Сибил

Телемах
Я тебя люблю, но мне не хочется говорить стихами.
Цветник поэзии пожух и зарос веселыми лопухами.
Уж которую ночь стоит на посту мой часовой,
Не следящий за стрелками – ни минутной, ни часовой.

Никакой сентиментальности. Одни бурлящие от безысходности гормоны.
Живем в социуме, так почему нами правят безразличной к нам природы законы?
Какая разница, кого драить в процессе продолжения рода,
Разлагая на атомы тонну случившегося в комнате кислорода?

Да, я вижу, как неодобрительно качаешь ты красивой головкой,
Мне и самому из-за этих разговоров неловко.
Мне и самому любовь кажется чокнутым мужиком или бабой.
Я привык быть сильным. И хочу тебя податливо-слабой.

И вдруг меня осеняет, что моя мудрая жизнь - в твоих полудетских руках.
И что я оказался у любви если не в пленниках, то в батраках.
А у судьбы - в дураках. Но я смеюсь и по ночам опять летаю,
Втекаю в тебя во сне, как Хуаньхэ, что затапливает равнины Китая.
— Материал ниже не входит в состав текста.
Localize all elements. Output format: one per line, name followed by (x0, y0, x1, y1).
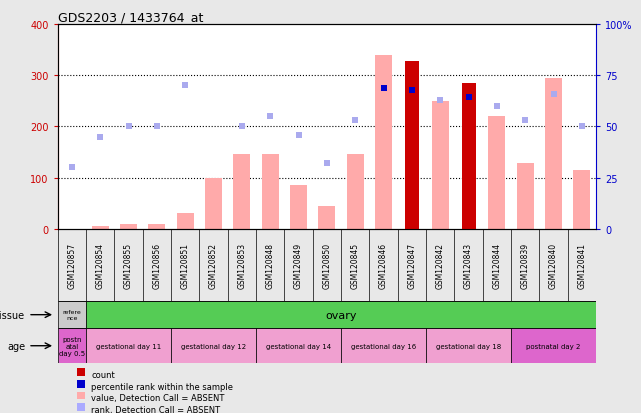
Text: age: age (7, 341, 26, 351)
Bar (517, 164, 534, 229)
Bar (290, 186, 307, 229)
Text: gestational day 14: gestational day 14 (266, 343, 331, 349)
Bar (432, 102, 449, 229)
Bar (545, 78, 562, 229)
Text: rank, Detection Call = ABSENT: rank, Detection Call = ABSENT (91, 405, 220, 413)
Text: gestational day 18: gestational day 18 (436, 343, 501, 349)
Text: GSM120856: GSM120856 (153, 242, 162, 288)
Text: GSM120854: GSM120854 (96, 242, 104, 288)
Text: percentile rank within the sample: percentile rank within the sample (91, 382, 233, 391)
Text: gestational day 12: gestational day 12 (181, 343, 246, 349)
Bar (86, 328, 171, 363)
Bar (262, 155, 279, 229)
Text: GSM120845: GSM120845 (351, 242, 360, 288)
Text: GSM120842: GSM120842 (436, 242, 445, 288)
Bar (319, 206, 335, 229)
Bar (148, 224, 165, 229)
Bar (177, 214, 194, 229)
Bar (405, 62, 419, 229)
Bar (462, 83, 476, 229)
Bar (92, 227, 109, 229)
Text: refere
nce: refere nce (62, 309, 81, 320)
Bar (341, 328, 426, 363)
Text: GSM120839: GSM120839 (520, 242, 529, 288)
Text: postn
atal
day 0.5: postn atal day 0.5 (59, 336, 85, 356)
Text: gestational day 11: gestational day 11 (96, 343, 161, 349)
Text: count: count (91, 370, 115, 379)
Bar (511, 328, 596, 363)
Text: GSM120844: GSM120844 (492, 242, 501, 288)
Bar (58, 328, 86, 363)
Text: GSM120852: GSM120852 (209, 242, 218, 288)
Text: GSM120841: GSM120841 (578, 242, 587, 288)
Text: GSM120843: GSM120843 (464, 242, 473, 288)
Bar (233, 155, 251, 229)
Bar (120, 224, 137, 229)
Bar (171, 328, 256, 363)
Text: gestational day 16: gestational day 16 (351, 343, 416, 349)
Text: ovary: ovary (326, 310, 357, 320)
Text: GSM120849: GSM120849 (294, 242, 303, 288)
Text: postnatal day 2: postnatal day 2 (526, 343, 581, 349)
Bar (488, 117, 506, 229)
Text: GSM120848: GSM120848 (266, 242, 275, 288)
Text: GSM120847: GSM120847 (408, 242, 417, 288)
Text: GSM120850: GSM120850 (322, 242, 331, 288)
Text: GSM120857: GSM120857 (67, 242, 76, 288)
Bar (256, 328, 341, 363)
Bar (574, 171, 590, 229)
Text: GSM120855: GSM120855 (124, 242, 133, 288)
Text: GSM120851: GSM120851 (181, 242, 190, 288)
Bar (375, 55, 392, 229)
Text: GSM120853: GSM120853 (237, 242, 246, 288)
Bar (58, 301, 86, 328)
Text: GSM120846: GSM120846 (379, 242, 388, 288)
Text: tissue: tissue (0, 310, 26, 320)
Text: GDS2203 / 1433764_at: GDS2203 / 1433764_at (58, 11, 203, 24)
Text: GSM120840: GSM120840 (549, 242, 558, 288)
Bar (426, 328, 511, 363)
Bar (205, 178, 222, 229)
Bar (347, 155, 363, 229)
Text: value, Detection Call = ABSENT: value, Detection Call = ABSENT (91, 394, 224, 402)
Треугольник твоей нежной дельты выклянчиваю у судьбы на полдня,
Ну чего ты оглядываешься на него? Гляди на меня!
И не убирай с моих вздувшихся жил своей девчачьей руки.
Это для меня полураскрылись сейчас твоих влажных губ лепестки.

Да, ты не ослышалась - я про влажность тех губ, что невидимы миру.
(Говоря про мир, я, конечно, имею в виду нашу с тобой стихиру,
где на нас и сейчас смотрят - на меня пять или шесть красивых ****ей,
А на тебя - пять тысяч хороших, порядочных людей.)

Ну, а если жизнь – спектакль, ты на сцене взбираешься на табурет.
И делаешь вид, что продаешь себя. Что за бред!
Ты шепчешь, что ты проститутка, но щеки пылают все еще по-девичьи ало.
Потом ты сходишь с табурета и говоришь: «Не сегодня. Я сегодня устала».

И я знаю, что твоя последняя реплика не для меня.
А со мной ты будешь скоро. Через год. Или через три дня.